Uncertain times can challenge things we take for granted. Peace, democracy, civil discourse, the built and natural environments — all have been tested in recent years.
But uncertain times also can create productive instabilities, opening the door to new ideas and new visions of the future. In this spirit, the Washington University in St. Louis Kemper Art Museum’s 2025 exhibition lineup will question canonical narratives, interrogate colonial imaginaries and reexamine complex historical entanglements.
Opening in February will be “Seeds: Containers of a World to Come.” The first of two major loan exhibitions, “Seeds” will feature 10 contemporary artists representing a diversity of geographical and cultural contexts, from Africa and the Americas to the Middle East and Western Europe. In September, “Making Their Mark” will showcase dozens of significant artworks from the Shah Garg Collection, which is dedicated to modern and contemporary women artists.
In addition to the temporary loan shows, the museum will present several newly conceived installations of its renowned permanent collection. These include “Reframing the 19th Century,” which pairs collection highlights with long-term loans from the Crystal Bridges Museum of American Art. “Printmaking for a New ‘America’” surveys prints from the past 50 years that critically address U.S. political flashpoints, while “Technological Transformations: Experimentation and Photography” highlights the ways new and old technologies have persistently challenged our expectations of the photograph.
“The Kemper Art Museum is committed to exploring artistic approaches — past and present and from around the globe — that demonstrate how innovative, frequently experimental forms of visual creativity can resonate with contemporary societal concerns,” said Sabine Eckmann, the William T. Kemper Director and chief curator of the Kemper Art Museum.
“These ambitious exhibitions and programs reflect the museum’s role as an interface between the cultural and intellectual life on campus, in St. Louis and beyond,” Eckmann added. “Our diverse programs invite visitors from all walks of life to engage in meaningful dialogue.”
‘Seeds: Containers of a World to Come’
February 21–July 28, 2025
Barney A. Ebsworth Gallery
At a moment when ecological concerns are becoming increasingly urgent, “Seeds: Containers of a World to Come” brings into dialogue work by 10 contemporary artists who are illuminating and reframing plant–human–land relations. For Shiraz Bayjoo, Carolina Caycedo, Juan William Chávez, Beatriz Cortez, Ellie Irons, Kapwani Kiwanga, Jumana Manna, Anne Percoco, Cecilia Vicuña and Emmi Whitehorse, the seed is the kernel, literally and metaphorically, of innovative research-based practices that seek to reflect on and reframe issues of fragility, preservation and possibility in the face of the global climate crisis.

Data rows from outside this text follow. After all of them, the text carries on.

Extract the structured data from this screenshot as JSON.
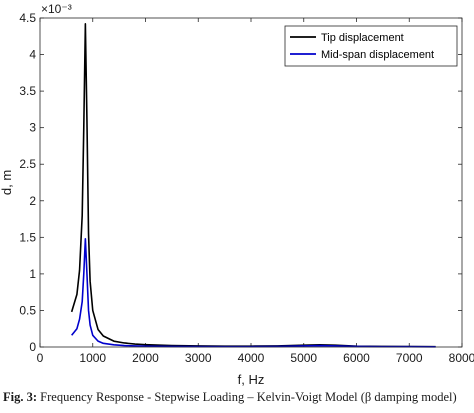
{
  "chart_data": {
    "type": "line",
    "xlabel": "f, Hz",
    "ylabel": "d, m",
    "y_multiplier": "×10⁻³",
    "xlim": [
      0,
      8000
    ],
    "ylim": [
      0,
      4.5
    ],
    "xticks": [
      "0",
      "1000",
      "2000",
      "3000",
      "4000",
      "5000",
      "6000",
      "7000",
      "8000"
    ],
    "yticks": [
      "0",
      "0.5",
      "1",
      "1.5",
      "2",
      "2.5",
      "3",
      "3.5",
      "4",
      "4.5"
    ],
    "grid": false,
    "legend_position": "top-right",
    "series": [
      {
        "name": "Tip displacement",
        "color": "#000000",
        "x": [
          600,
          700,
          750,
          800,
          830,
          860,
          890,
          920,
          950,
          1000,
          1100,
          1200,
          1400,
          1600,
          1800,
          2000,
          2500,
          3000,
          3500,
          4000,
          4500,
          5000,
          5300,
          5600,
          6000,
          6500,
          7000,
          7500
        ],
        "y": [
          0.48,
          0.72,
          1.05,
          1.8,
          3.0,
          4.42,
          3.1,
          1.55,
          0.9,
          0.5,
          0.24,
          0.15,
          0.08,
          0.055,
          0.04,
          0.032,
          0.02,
          0.015,
          0.012,
          0.012,
          0.015,
          0.025,
          0.03,
          0.025,
          0.012,
          0.008,
          0.006,
          0.005
        ]
      },
      {
        "name": "Mid-span displacement",
        "color": "#0000cc",
        "x": [
          600,
          700,
          750,
          800,
          830,
          860,
          890,
          920,
          950,
          1000,
          1100,
          1200,
          1400,
          1600,
          1800,
          2000,
          2500,
          3000,
          3500,
          4000,
          4500,
          5000,
          5300,
          5600,
          6000,
          6500,
          7000,
          7500
        ],
        "y": [
          0.16,
          0.25,
          0.38,
          0.62,
          1.0,
          1.48,
          1.0,
          0.5,
          0.3,
          0.16,
          0.08,
          0.05,
          0.03,
          0.02,
          0.015,
          0.012,
          0.008,
          0.006,
          0.005,
          0.005,
          0.008,
          0.015,
          0.02,
          0.015,
          0.008,
          0.005,
          0.004,
          0.003
        ]
      }
    ]
  },
  "caption": {
    "label": "Fig. 3:",
    "text": " Frequency Response - Stepwise Loading – Kelvin-Voigt Model (β damping model)"
  }
}
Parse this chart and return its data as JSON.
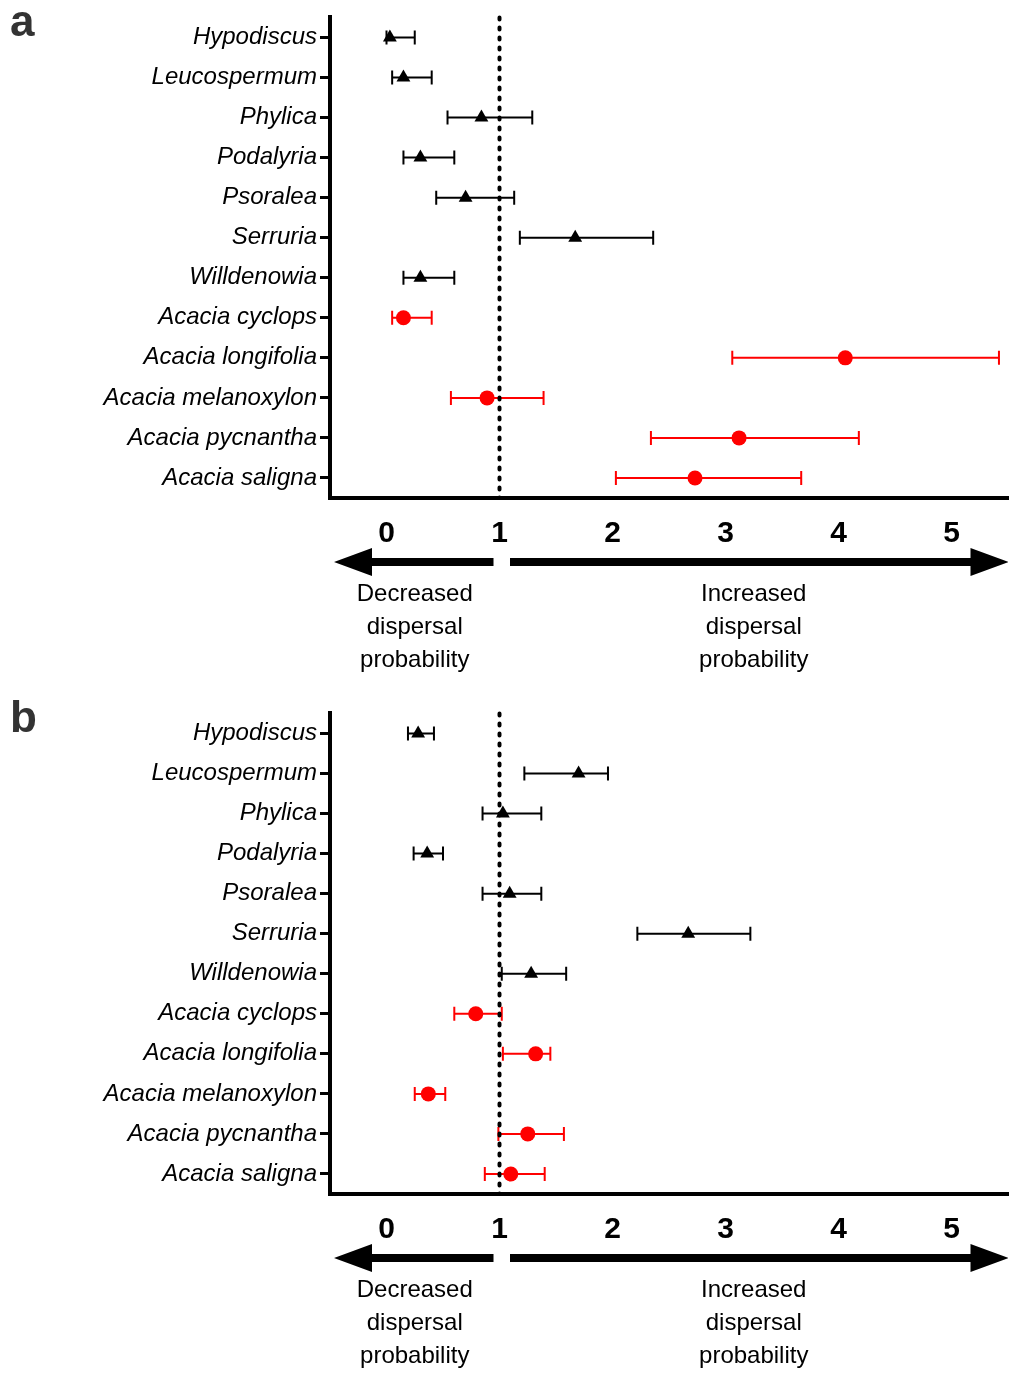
{
  "chart_data": [
    {
      "type": "scatter",
      "title": "a",
      "orientation": "horizontal",
      "categories": [
        "Hypodiscus",
        "Leucospermum",
        "Phylica",
        "Podalyria",
        "Psoralea",
        "Serruria",
        "Willdenowia",
        "Acacia cyclops",
        "Acacia longifolia",
        "Acacia melanoxylon",
        "Acacia pycnantha",
        "Acacia saligna"
      ],
      "series": [
        {
          "color": "#000000",
          "marker": "triangle",
          "values": [
            0.03,
            0.15,
            0.84,
            0.3,
            0.7,
            1.67,
            0.3,
            null,
            null,
            null,
            null,
            null
          ],
          "errors": [
            [
              0.0,
              0.25
            ],
            [
              0.05,
              0.4
            ],
            [
              0.54,
              1.29
            ],
            [
              0.15,
              0.6
            ],
            [
              0.44,
              1.13
            ],
            [
              1.18,
              2.36
            ],
            [
              0.15,
              0.6
            ],
            null,
            null,
            null,
            null,
            null
          ]
        },
        {
          "color": "#ff0000",
          "marker": "circle",
          "values": [
            null,
            null,
            null,
            null,
            null,
            null,
            null,
            0.15,
            4.06,
            0.89,
            3.12,
            2.73
          ],
          "errors": [
            null,
            null,
            null,
            null,
            null,
            null,
            null,
            [
              0.05,
              0.4
            ],
            [
              3.06,
              5.42
            ],
            [
              0.57,
              1.39
            ],
            [
              2.34,
              4.18
            ],
            [
              2.03,
              3.67
            ]
          ]
        }
      ],
      "xlim": [
        -0.5,
        5.5
      ],
      "xticks": [
        0,
        1,
        2,
        3,
        4,
        5
      ],
      "grid": false,
      "legend": false,
      "ref_lines": [
        {
          "axis": "x",
          "value": 1,
          "line_style": "dotted",
          "color": "#000000"
        }
      ],
      "annotations": [
        "Decreased dispersal probability",
        "Increased dispersal probability"
      ]
    },
    {
      "type": "scatter",
      "title": "b",
      "orientation": "horizontal",
      "categories": [
        "Hypodiscus",
        "Leucospermum",
        "Phylica",
        "Podalyria",
        "Psoralea",
        "Serruria",
        "Willdenowia",
        "Acacia cyclops",
        "Acacia longifolia",
        "Acacia melanoxylon",
        "Acacia pycnantha",
        "Acacia saligna"
      ],
      "series": [
        {
          "color": "#000000",
          "marker": "triangle",
          "values": [
            0.28,
            1.7,
            1.03,
            0.36,
            1.09,
            2.67,
            1.28,
            null,
            null,
            null,
            null,
            null
          ],
          "errors": [
            [
              0.19,
              0.42
            ],
            [
              1.22,
              1.96
            ],
            [
              0.85,
              1.37
            ],
            [
              0.24,
              0.5
            ],
            [
              0.85,
              1.37
            ],
            [
              2.22,
              3.22
            ],
            [
              1.02,
              1.59
            ],
            null,
            null,
            null,
            null,
            null
          ]
        },
        {
          "color": "#ff0000",
          "marker": "circle",
          "values": [
            null,
            null,
            null,
            null,
            null,
            null,
            null,
            0.79,
            1.32,
            0.37,
            1.25,
            1.1
          ],
          "errors": [
            null,
            null,
            null,
            null,
            null,
            null,
            null,
            [
              0.6,
              1.02
            ],
            [
              1.03,
              1.45
            ],
            [
              0.25,
              0.52
            ],
            [
              0.99,
              1.57
            ],
            [
              0.87,
              1.4
            ]
          ]
        }
      ],
      "xlim": [
        -0.5,
        5.5
      ],
      "xticks": [
        0,
        1,
        2,
        3,
        4,
        5
      ],
      "grid": false,
      "legend": false,
      "ref_lines": [
        {
          "axis": "x",
          "value": 1,
          "line_style": "dotted",
          "color": "#000000"
        }
      ],
      "annotations": [
        "Decreased dispersal probability",
        "Increased dispersal probability"
      ]
    }
  ]
}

2025 MFA in Visual Art Thesis Exhibition
May 2 – July 28, 2025
Garen Gallery
This exhibition will feature thesis projects by graduating Master of Fine Arts in Visual Art candidates in WashU’s nationally ranked College & Graduate School of Art. Now part of the Sam Fox School of Design & Visual Arts, the college dates to 1879 and was the first professional, university-affiliated art school in the United States. Alumni of the MFA-VA program include MacArthur fellow Ebony Patterson (MFA ’06), Lavar Munroe (MFA ’13) and Kahlil Robert Irving (MFA ’17), among many others.
‘Making Their Mark: Works from the Shah Garg Collection’
Sept 12 – Jan. 5, 2026
Barney A. Ebsworth and Garen galleries
Established by Komal Shah and Gaurav Garg, the Shah Garg Collection is committed to amplifying the voices and visions of women artists. “Making Their Mark” brings together more than 60 artworks, spanning nearly eight decades, by Joan Mitchell, Sheila Hicks, Charlene von Heyl, Howardina Pindell, Sonia Gomez and many others. Placing these works in dialogue with one another, the exhibition explores how the artists, especially those working with abstraction, circumvented and broke through conventions in art making by embracing craft techniques, advanced technologies, uncommon materials, bold colors and pattern, and eclectic formal vocabularies. Accompanied by a major publication produced in advance of the exhibition, “Making Their Mark” pays homage to generations of artists whose works transcend prescribed definitions within a historically patriarchal field.
‘Reframing the 19th Century’
June 20, 2024 – ongoing
Gertrude Bernoudy Gallery
The reinstalled 19th-century galleries examine two major themes: Native and settler histories in the Americas and the influence of the French Barbizon school on American art. Important works from the Kemper Art Museum’s collection — by George Caleb Bingham, Jean-Baptiste-Camille Corot and Charles Ferdinand Wimar, among others — are juxtaposed with long-term loans from the Crystal Bridges Museum of American Art. The reframing aims to showcase more inclusive narratives of 19th-century artistic production and to foreground understudied histories of race and Indigeneity in the Americas.